Le gouvernement nous a habitués avec les réunions bilatérales ou tripartites. Ces rencontres font-elles avancer le débat sur les grands dossiers économiques ?
Il y a encore des problèmes au niveau du dialogue parce que le gouvernement ne négocie qu’avec des syndicats sans ouvriers. L’Exécutif a, par ailleurs, choisi jusqu’ici une forme de négociations très centralisée au niveau des états-majors. Des états-majors qui, en général, n’ont pas beaucoup d’emprise sur la réalité des lieux, n’ont pas de relais. Ce sont en fin de compte des négociations qui se transforment en dialogue politique, une sorte de rituel. Lorsque des pressions sociales sont exercées ou quand la situation sociale est un peu difficile, on se réunit pendant deux ou trois jours. Le gouvernement fait semblant de ne pas être d’accord et à la fin tout le monde sort de la réunion comme si de rien n’était… C’est un scénario qui ne marche plus ! C’est du cinéma ! Ce type de négociations centralisées, le choix des partenaires, la non-transparence, la non- participation d’autres éléments, d’autres syndicats plus représentatifs ou partiellement représentatifs dans leur secteur font que ce dialogue devient parfois absurde. C’est surtout pour la consommation extérieure et pour la consommation publicitaire. Normalement, le dialogue se fait avec les gens représentatifs.
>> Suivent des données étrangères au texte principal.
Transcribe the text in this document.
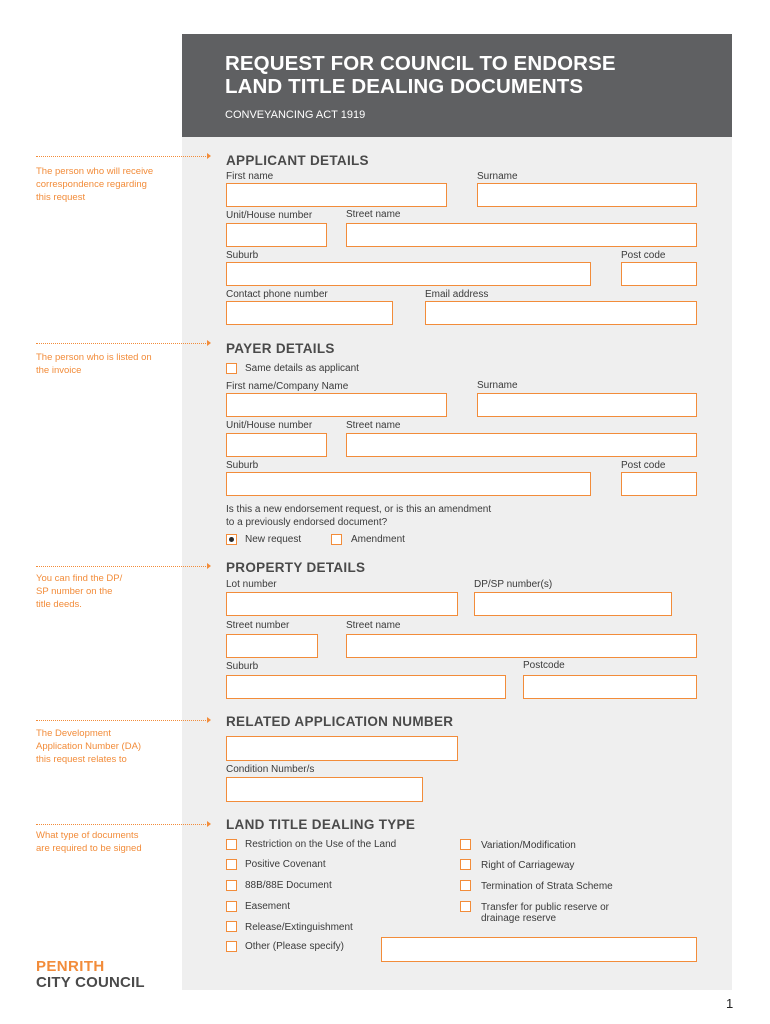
REQUEST FOR COUNCIL TO ENDORSE
LAND TITLE DEALING DOCUMENTS
CONVEYANCING ACT 1919
The person who will receive
correspondence regarding
this request
The person who is listed on
the invoice
You can find the DP/
SP number on the
title deeds.
The Development
Application Number (DA)
this request relates to
What type of documents
are required to be signed
APPLICANT DETAILS
First name	Surname
Unit/House number	Street name
Suburb	Post code
Contact phone number	Email address
PAYER DETAILS
Same details as applicant
First name/Company Name	Surname
Unit/House number	Street name
Suburb	Post code
Is this a new endorsement request, or is this an amendment
to a previously endorsed document?
New request	Amendment
PROPERTY DETAILS
Lot number	DP/SP number(s)
Street number	Street name
Suburb	Postcode
RELATED APPLICATION NUMBER
Condition Number/s
LAND TITLE DEALING TYPE
Restriction on the Use of the Land
Positive Covenant
88B/88E Document
Easement
Release/Extinguishment
Other (Please specify)
Variation/Modification
Right of Carriageway
Termination of Strata Scheme
Transfer for public reserve or
drainage reserve
PENRITH
CITY COUNCIL
1
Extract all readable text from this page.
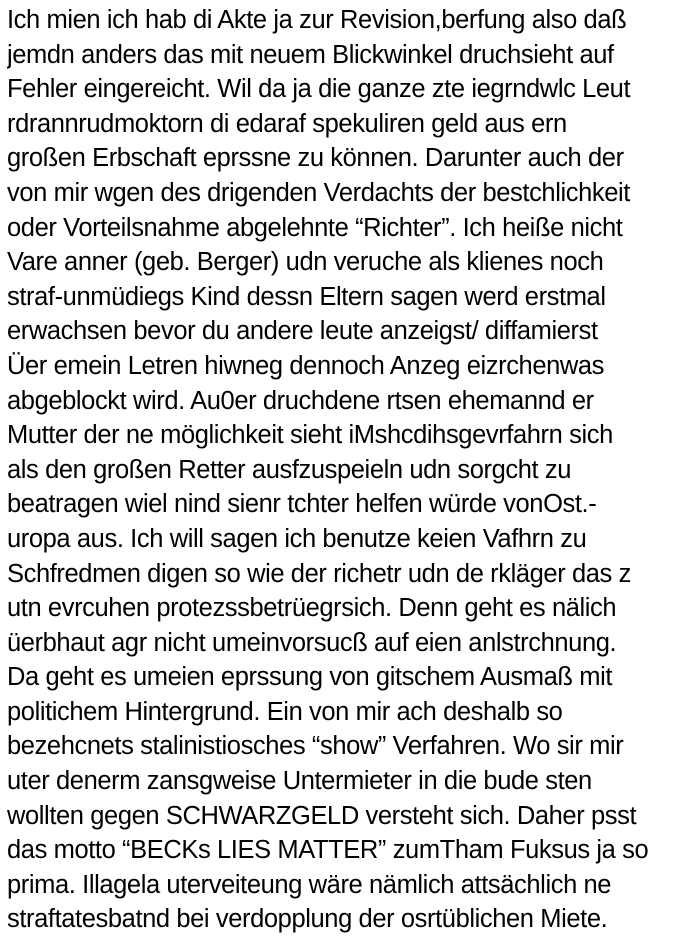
Ich mien ich hab di Akte ja zur Revision,berfung also daß
jemdn anders das mit neuem Blickwinkel druchsieht auf
Fehler eingereicht. Wil da ja die ganze zte iegrndwlc Leut
rdrannrudmoktorn di edaraf spekuliren geld aus ern
großen Erbschaft eprssne zu können. Darunter auch der
von mir wgen des drigenden Verdachts der bestchlichkeit
oder Vorteilsnahme abgelehnte “Richter”. Ich heiße nicht
Vare anner (geb. Berger) udn veruche als klienes noch
straf-unmüdiegs Kind dessn Eltern sagen werd erstmal
erwachsen bevor du andere leute anzeigst/ diffamierst
Üer emein Letren hiwneg dennoch Anzeg eizrchenwas
abgeblockt wird. Au0er druchdene rtsen ehemannd er
Mutter der ne möglichkeit sieht iMshcdihsgevrfahrn sich
als den großen Retter ausfzuspeieln udn sorgcht zu
beatragen wiel nind sienr tchter helfen würde vonOst.-
uropa aus. Ich will sagen ich benutze keien Vafhrn zu
Schfredmen digen so wie der richetr udn de rkläger das z
utn evrcuhen protezssbetrüegrsich. Denn geht es nälich
üerbhaut agr nicht umeinvorsucß auf eien anlstrchnung.
Da geht es umeien eprssung von gitschem Ausmaß mit
politichem Hintergrund. Ein von mir ach deshalb so
bezehcnets stalinistiosches “show” Verfahren. Wo sir mir
uter denerm zansgweise Untermieter in die bude sten
wollten gegen SCHWARZGELD versteht sich. Daher psst
das motto “BECKs LIES MATTER” zumTham Fuksus ja so
prima. Illagela uterveiteung wäre nämlich attsächlich ne
straftatesbatnd bei verdopplung der osrtüblichen Miete.
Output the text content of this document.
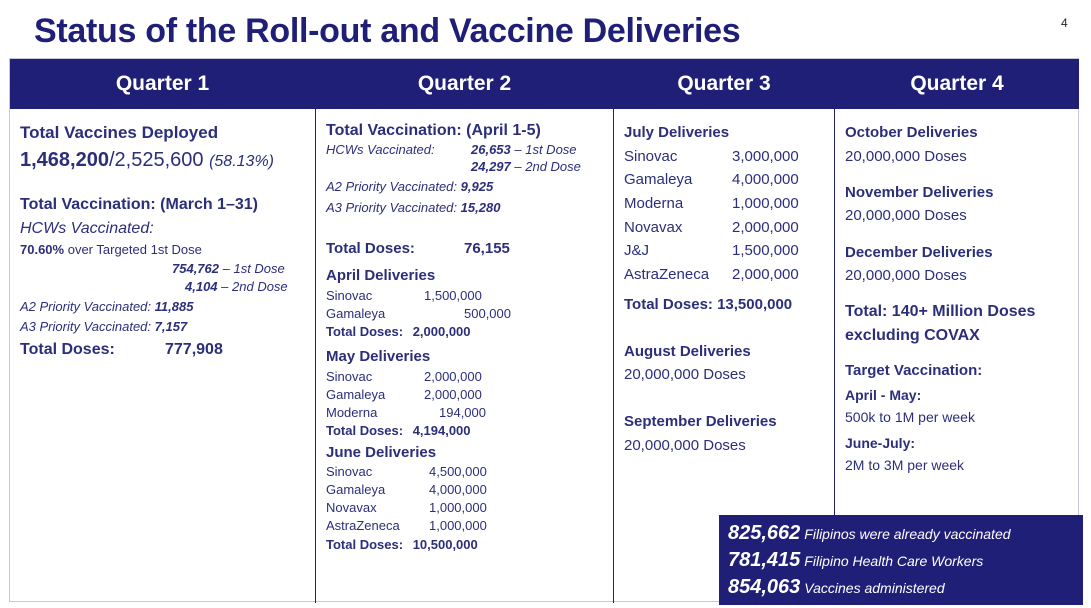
Status of the Roll-out and Vaccine Deliveries	4
Quarter 1	Quarter 2	Quarter 3	Quarter 4
Total Vaccines Deployed
1,468,200/2,525,600 (58.13%)
Total Vaccination: (March 1–31)
HCWs Vaccinated:
70.60% over Targeted 1st Dose
754,762 – 1st Dose
4,104 – 2nd Dose
A2 Priority Vaccinated: 11,885
A3 Priority Vaccinated: 7,157
Total Doses:	777,908
Total Vaccination: (April 1-5)
HCWs Vaccinated:	26,653 – 1st Dose
24,297 – 2nd Dose
A2 Priority Vaccinated: 9,925
A3 Priority Vaccinated: 15,280
Total Doses:	76,155
April Deliveries
Sinovac	1,500,000
Gamaleya	500,000
Total Doses: 2,000,000
May Deliveries
Sinovac	2,000,000
Gamaleya	2,000,000
Moderna	194,000
Total Doses: 4,194,000
June Deliveries
Sinovac	4,500,000
Gamaleya	4,000,000
Novavax	1,000,000
AstraZeneca 1,000,000
Total Doses: 10,500,000
July Deliveries
Sinovac	3,000,000
Gamaleya	4,000,000
Moderna	1,000,000
Novavax	2,000,000
J&J	1,500,000
AstraZeneca 2,000,000
Total Doses: 13,500,000
August Deliveries
20,000,000 Doses
September Deliveries
20,000,000 Doses
October Deliveries
20,000,000 Doses
November Deliveries
20,000,000 Doses
December Deliveries
20,000,000 Doses
Total: 140+ Million Doses
excluding COVAX
Target Vaccination:
April - May:
500k to 1M per week
June-July:
2M to 3M per week
825,662 Filipinos were already vaccinated
781,415 Filipino Health Care Workers
854,063 Vaccines administered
Pensez-vous, M. Djabi, que la politique gouvernementale apporte une détente au front social ?
Je pense que le gouvernement n’est pas clair… Il a traîné dans les réformes. On sent qu’il y a beaucoup de blocages à l’intérieur de l’Exécutif et de l’État parce qu’il y a des intérêts à sauvegarder. Un Algérien moyen ne comprend pas pourquoi on ne réforme pas les banques. Il ne voit rien venir en termes d’emplois nouveaux, d’amélioration de ses conditions de travail, de relèvement de ses revenus… Le fonctionnement opaque des banques fait le bonheur de beaucoup de monde et permet la fuite de capitaux, le blanchiment d’argent, l’émergence de gros intérêts. C’est l’argent public qui va vers d’autres cieux. Je pense que le problème se situe au niveau du gouvernement, de l’État et du système politique. On a trop traîné, et la grande majorité des Algériens peut s’opposer aux réformes parce que celles-ci restent encore du domaine du discours. Ce n’est pas normal que le gouvernement tarde à privatiser les Souks El-Fellah ni des secteurs déjà programmés. C’est comme si on choisissait le plus pire des moments pour réaliser ce qui était décidé. Mais, le problème de fond est que le gouvernement n’arrive pas à faire adhérer l’Algérien moyen à ses réformes.

Quelles seraient alors les conséquences de ce retard sur l’avenir économique et social de l’Algérie ?
Ce qui est à craindre, c’est qu’on choisisse une période où on n’aura pas les atouts nécessaires et qu’on soit alors obligés de réagir sous la pression extérieure. Cela sans débat, ni discussion, ni adhésion des grands partenaires sociaux : les syndicats, le patronat, l’ensemble du mouvement du travail. On ne s’est pas hélas préparés…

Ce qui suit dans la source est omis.